The Georgia Special Election Will Test the Wave Of Anti-Trump Dissent

Democrats are hoping a highly-competitive race for the 6th District's seat closes the door on Trump's southern strategy.
04/18/2017 10:25 am ET Updated Apr 18, 2017
Reuters Photographer / Reuters

While we won’t have results for the special election for Georgia’s 6th congressional district until later on today, we already have some idea of just how significant this particular election is. Today (Tuesday, April 18th) represents the first time since 1977 that Democrats have had a chance to win the Georgia 6th, and one of the first times since November 8th that Americans get to use the ballot box to show Donald Trump and Congress how they feel about their performance so far.

There is reason to suspect it will be a close race.
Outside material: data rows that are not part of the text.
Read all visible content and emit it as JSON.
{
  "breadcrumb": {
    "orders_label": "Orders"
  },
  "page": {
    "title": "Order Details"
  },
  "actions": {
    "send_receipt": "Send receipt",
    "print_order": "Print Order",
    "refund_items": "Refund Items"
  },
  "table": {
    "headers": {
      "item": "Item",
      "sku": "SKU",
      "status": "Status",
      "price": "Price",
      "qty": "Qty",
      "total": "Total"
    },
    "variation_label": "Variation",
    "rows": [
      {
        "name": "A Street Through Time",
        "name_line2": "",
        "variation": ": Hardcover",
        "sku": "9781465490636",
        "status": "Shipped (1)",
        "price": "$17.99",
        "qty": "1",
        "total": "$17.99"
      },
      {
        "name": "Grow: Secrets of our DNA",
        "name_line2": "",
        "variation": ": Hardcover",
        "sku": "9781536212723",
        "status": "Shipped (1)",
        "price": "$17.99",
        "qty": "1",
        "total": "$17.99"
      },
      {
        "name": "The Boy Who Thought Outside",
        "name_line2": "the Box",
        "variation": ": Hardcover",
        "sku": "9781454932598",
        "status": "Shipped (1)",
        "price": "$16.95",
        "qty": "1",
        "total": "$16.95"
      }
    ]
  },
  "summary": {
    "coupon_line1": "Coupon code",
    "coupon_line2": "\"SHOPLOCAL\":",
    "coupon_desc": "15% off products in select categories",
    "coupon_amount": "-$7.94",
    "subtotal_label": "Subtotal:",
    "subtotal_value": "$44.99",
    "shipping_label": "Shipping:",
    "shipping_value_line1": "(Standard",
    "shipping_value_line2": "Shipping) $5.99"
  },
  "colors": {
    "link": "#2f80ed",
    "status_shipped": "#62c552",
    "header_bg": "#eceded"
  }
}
First, early in-person voting has been open since March 27th at various polling places throughout the district. Studies have shown time and again that early voting increases turnout. This year in the Georgia 6th we have seen data that shows just how important the number of open polling locations is when it comes to fairly and legally providing all citizens with the opportunity to vote.

Simply put, when more early voting locations are made available, more people exercise their right to vote. And this year, with early voting sites open across Cobb, Fulton, and DeKalb counties, more voices are being heard and a more accurate representation of the population of the Georgia 6th is making its way to the polls. In total, 54,817 early votes were cast, or roughly 33 percent of total expected voter turnout.

And what’s even more exciting is that the New American Majority ― unmarried women, minorities, and millennials ― is turning out at a higher rate than they did during the 2014 election in the same district. This is important for several reasons. In November, Donald Trump only won the Georgia 6th by 1.5 percent, despite incumbent Tom Price’s 24-point victory, and the 6th district’s demographics have been adding more liberal voters for a number of years in large part due to college graduates flocking to the northern Atlanta suburbs.

And with President Trump’s approval rating hovering around 40 percent, this special election is a chance for citizens to remind him that his support is anything but huge. It’s also a chance to show that the Republican Party no longer has a stranglehold on some of the districts that have long been considered unwinnable for Democrats. Voting gives people a voice, and despite the GOP’s best efforts to pass voter ID laws, illegally gerrymander districts, and disenfranchise entire swaths of Americans, voters will be voicing their opinion of the Trump administration on April 18th.